For six months in 2016, the Bench heard the case; but in December that year, Mr. Julka recused himself from it, citing his pending work. In August 2017, a new Bench was constituted by Mr. Mathur, in which none of the members of the previous Bench was included. Interestingly, in January 2017, Mr. Acharyulu was taken off the RTI matters pertaining to the Human Resource Development Ministry, days after he ordered disclosure of Delhi University academic records for the year in which Prime Minister Narendra Modi passed out. He was assigned the matters just 10 days earlier.
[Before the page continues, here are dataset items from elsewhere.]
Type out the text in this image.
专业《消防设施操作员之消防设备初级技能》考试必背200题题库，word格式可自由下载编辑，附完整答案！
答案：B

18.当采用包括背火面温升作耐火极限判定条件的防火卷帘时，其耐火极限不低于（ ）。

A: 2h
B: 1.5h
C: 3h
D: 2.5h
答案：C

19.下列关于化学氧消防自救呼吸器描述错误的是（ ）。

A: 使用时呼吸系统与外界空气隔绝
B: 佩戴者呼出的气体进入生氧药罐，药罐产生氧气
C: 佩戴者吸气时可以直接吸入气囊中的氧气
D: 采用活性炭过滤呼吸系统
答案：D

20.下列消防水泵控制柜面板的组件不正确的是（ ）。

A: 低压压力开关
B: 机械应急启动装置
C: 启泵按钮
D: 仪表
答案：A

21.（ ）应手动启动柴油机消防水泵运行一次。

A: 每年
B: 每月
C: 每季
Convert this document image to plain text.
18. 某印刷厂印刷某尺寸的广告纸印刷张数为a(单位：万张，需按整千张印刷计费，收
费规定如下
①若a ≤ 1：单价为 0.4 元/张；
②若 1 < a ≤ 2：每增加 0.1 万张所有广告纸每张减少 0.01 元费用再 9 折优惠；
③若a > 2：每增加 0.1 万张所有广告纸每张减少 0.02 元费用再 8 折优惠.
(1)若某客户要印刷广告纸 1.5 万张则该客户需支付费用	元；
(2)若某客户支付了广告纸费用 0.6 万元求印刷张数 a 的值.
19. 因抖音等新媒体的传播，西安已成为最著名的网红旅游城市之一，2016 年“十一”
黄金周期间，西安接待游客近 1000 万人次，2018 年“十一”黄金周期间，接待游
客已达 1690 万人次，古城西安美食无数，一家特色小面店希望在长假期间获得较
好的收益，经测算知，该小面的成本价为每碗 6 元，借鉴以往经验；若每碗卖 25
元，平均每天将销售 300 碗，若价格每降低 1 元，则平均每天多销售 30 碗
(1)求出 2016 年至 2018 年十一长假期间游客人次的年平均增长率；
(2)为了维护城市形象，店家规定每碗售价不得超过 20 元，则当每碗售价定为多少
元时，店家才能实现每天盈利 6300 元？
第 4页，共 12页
“Distribution and redistribution of subjects cannot be left to any single individual authority, but to be decided by the Commission as such in a reasonable manner,” he said in the letter. He called for guidelines to avoid “external pressures” to change the subject of a particular commission or remove one commissioner from a Bench.
The matter of the political parties has not been heard since a new four-member Bench was constituted in August 2017 despite a Delhi High Court order to complete the case within a time limit. The Bench has also been reconstituted after one of the members retired in January this year. “After dozens of specific complaints, we are consuming years in the process. What kind of message we are sending across the nation? Why are we not discussing these issues at the CIC meetings?” Mr. Acharyulu said, asking for transparent and independent decisions on the “critical issue of political parties.”
“If we cannot do this, cannot act independently, cannot protect the individual independence of information commissioners, we cannot still claim to be an institution of accountability and transparency. In such an event of disaster, should this institution continue without a purpose as a burden on the exchequer and wait for the people to demand its scrapping? Please think over,” he said.
Mr. Acharyalu demanded that his letters — dated February 7 and February 22 addressed to Mr. Mathur and circulated among all information commissioners — be posted on the commission’s website. “As this issue is of high public interest and because the people have right to information from political parties, these aspects must be deliberated and placed in the public domain,” he said.